AI Engine Error/Events Routing Configuration - 2024.1 English - UG1642

AI Engine System Software Driver Reference Manual (UG1642)

Document ID
UG1642
Release Date
2024-05-30
Version
2024.1 English

This section describes the AI Engine error routing configuration. As the AI Engine only has limited broadcast events, there are a limited numbers of events that can be broadcasted. Local events can be broadcasted to adjacent modules through broadcast events to trigger the control or debug operations. For example, triggering core reset by a certain event or triggering debug halt by another event. Events can also be routed to external components through broadcast events. Events are aggregated into broadcast event signals. Each of these signals can only be configured to broadcast one local event of a module. However, by configuring group events or combo events, one broadcast event can be shared by several local events. The following table describes the broadcast event arrangement.

Table 1. AI Engine Broadcast Events Table
Broadcast Events Description
0 Used by the driver to manage errors events
1–7 Used by the driver for the driver
8–15 Used by the application for application control events (for example, events for tracing or debugging)

Error/Events handling is not enabled by default, aiecompiler or user applications need to enable it for use. The following is the error/events configuration sequence:

  1. By default, the AI Engine driver uses the broadcast events as described in the previous table.
  2. Call the AI Engine driver API to initialize the AI Engine events handling. This function call sets up the broadcast network routing and does the following:
    • Blocks the east/west broadcasting for the broadcast events used for errors and notification events.
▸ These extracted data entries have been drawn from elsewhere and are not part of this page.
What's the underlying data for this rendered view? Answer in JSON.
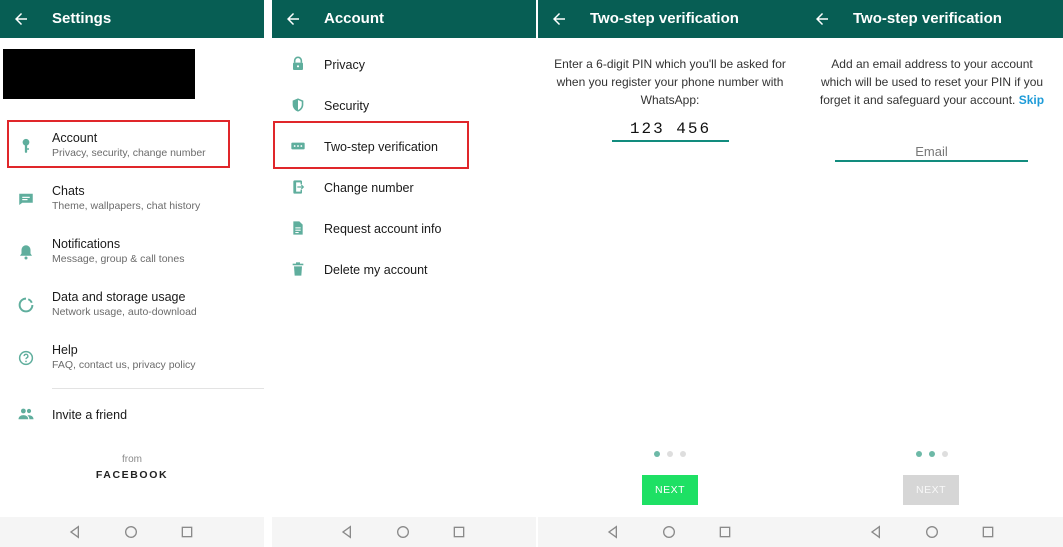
{
  "colors": {
    "appbar": "#075e54",
    "accent": "#128c7e",
    "highlight": "#e0262a",
    "next_active": "#1ee064",
    "link": "#1d9bd8"
  },
  "settings": {
    "title": "Settings",
    "items": [
      {
        "label": "Account",
        "sub": "Privacy, security, change number",
        "icon": "key-icon"
      },
      {
        "label": "Chats",
        "sub": "Theme, wallpapers, chat history",
        "icon": "chat-icon"
      },
      {
        "label": "Notifications",
        "sub": "Message, group & call tones",
        "icon": "bell-icon"
      },
      {
        "label": "Data and storage usage",
        "sub": "Network usage, auto-download",
        "icon": "data-usage-icon"
      },
      {
        "label": "Help",
        "sub": "FAQ, contact us, privacy policy",
        "icon": "help-icon"
      }
    ],
    "invite": "Invite a friend",
    "from": "from",
    "brand": "FACEBOOK"
  },
  "account": {
    "title": "Account",
    "items": [
      {
        "label": "Privacy",
        "icon": "lock-icon"
      },
      {
        "label": "Security",
        "icon": "shield-icon"
      },
      {
        "label": "Two-step verification",
        "icon": "dots-icon"
      },
      {
        "label": "Change number",
        "icon": "phone-change-icon"
      },
      {
        "label": "Request account info",
        "icon": "document-icon"
      },
      {
        "label": "Delete my account",
        "icon": "trash-icon"
      }
    ]
  },
  "pin_step": {
    "title": "Two-step verification",
    "instruction": "Enter a 6-digit PIN which you'll be asked for when you register your phone number with WhatsApp:",
    "pin_value": "123 456",
    "button": "NEXT"
  },
  "email_step": {
    "title": "Two-step verification",
    "instruction": "Add an email address to your account which will be used to reset your PIN if you forget it and safeguard your account.",
    "skip": "Skip",
    "email_placeholder": "Email",
    "button": "NEXT"
  }
}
The error and notification broadcast events only go vertically.
    • Configures the AI Engine interface tiles first level interrupt controller to capture the broadcast events for error and notification events.
    • Routes the events out from the AI Engine interface tiles first level interrupt controller of each column to an AI Engine interface tiles second level interrupt controller in the partition as shown in the following table.
  3. Set the AI Engine interface tiles second level interrupt controller to output to AI Engine NPI interrupt.
  4. Configure AI Engine NPI interrupt.
  5. Setup broadcast events to broadcast errors for all tiles.

After the AI Engine events broadcasting network is configured, AI Engine interrupt routes to the AI Engine driver once the configured events happen, the AI Engine driver back traces to see which events caused the interrupts. The following table shows the AI Engine errors. The following table is an example of AI Engine error grouping.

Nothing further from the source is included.